A Comparison of Iterative Reconstruction and Prone Imaging in Reducing the Inferior Wall Attenuation in Tc-99m Sestamibi Myocardial Perfusion SPECT
نویسندگان
چکیده
OBJECTIVE Prone positioning, iterative reconstruction (IR-OSEM) and electrocardiography (ECG) gating have been demonstrated to improve the specificity of myocardial perfusion SPECT (MPS) in the diagnosis of coronary artery disease. METHODS The gated supine and prone MPS images of 45 patients were reconstructed with both IR-OSEM [supine (SIR) and prone (PIR)] FBPs [supine (SFBP), prone (PFBP)] for comparison. Perfusion, wall motion (WM) and wall thickening were also interpreted semi-quantitatively. Two groups were generated as those with normal or abnormal findings. Segmental myocardial tracer uptake values were noted from four of the reconstructed images from 17 segment model of bullseye. RESULTS The difference between mean values and the standard deviations of the % tracer uptakes of inferior wall segments were statistically significant in all images. The normalcy rates were highest in PIR images, followed by PFBP and SIR images. The number of patients with any perfusion abnormality were 42, 12, 32, and 6, in SFBP, PFBP, SIR and PIR images, respectively.
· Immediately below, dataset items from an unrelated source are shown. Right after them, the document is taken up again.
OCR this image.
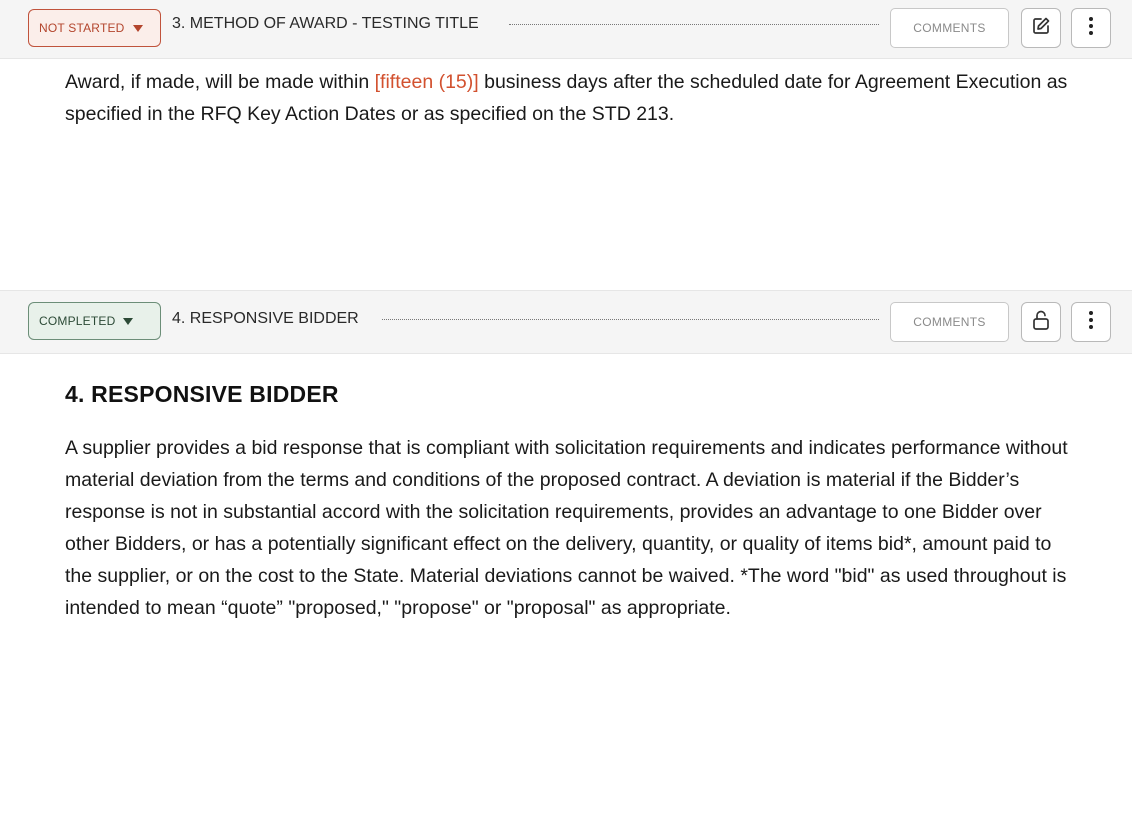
NOT STARTED	3. METHOD OF AWARD - TESTING TITLE	COMMENTS
Award, if made, will be made within [fifteen (15)] business days after the scheduled date for Agreement Execution as specified in the RFQ Key Action Dates or as specified on the STD 213.
COMPLETED	4. RESPONSIVE BIDDER	COMMENTS
4. RESPONSIVE BIDDER
A supplier provides a bid response that is compliant with solicitation requirements and indicates performance without material deviation from the terms and conditions of the proposed contract. A deviation is material if the Bidder’s response is not in substantial accord with the solicitation requirements, provides an advantage to one Bidder over other Bidders, or has a potentially significant effect on the delivery, quantity, or quality of items bid*, amount paid to the supplier, or on the cost to the State. Material deviations cannot be waived. *The word "bid" as used throughout is intended to mean “quote” "proposed," "propose" or "proposal" as appropriate.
The six patients with perfusion abnormality in PIR images were re-evaluated with rest images and were diagnosed with a fixed perfusion defect. There was positive correlation between WM and either PFBP or PIR images. Sixteen patients' WM were evaluated as abnormal while only 6 patients' perfusions were abnormal in PIR. CONCLUSION Prone imaging in addition to a supine perfusion SPECT improves imaging quality of the inferior wall, especially when reconstructed with iterative methods. If prone imaging can not be performed, ECG-gating can also be used as a beneficial method.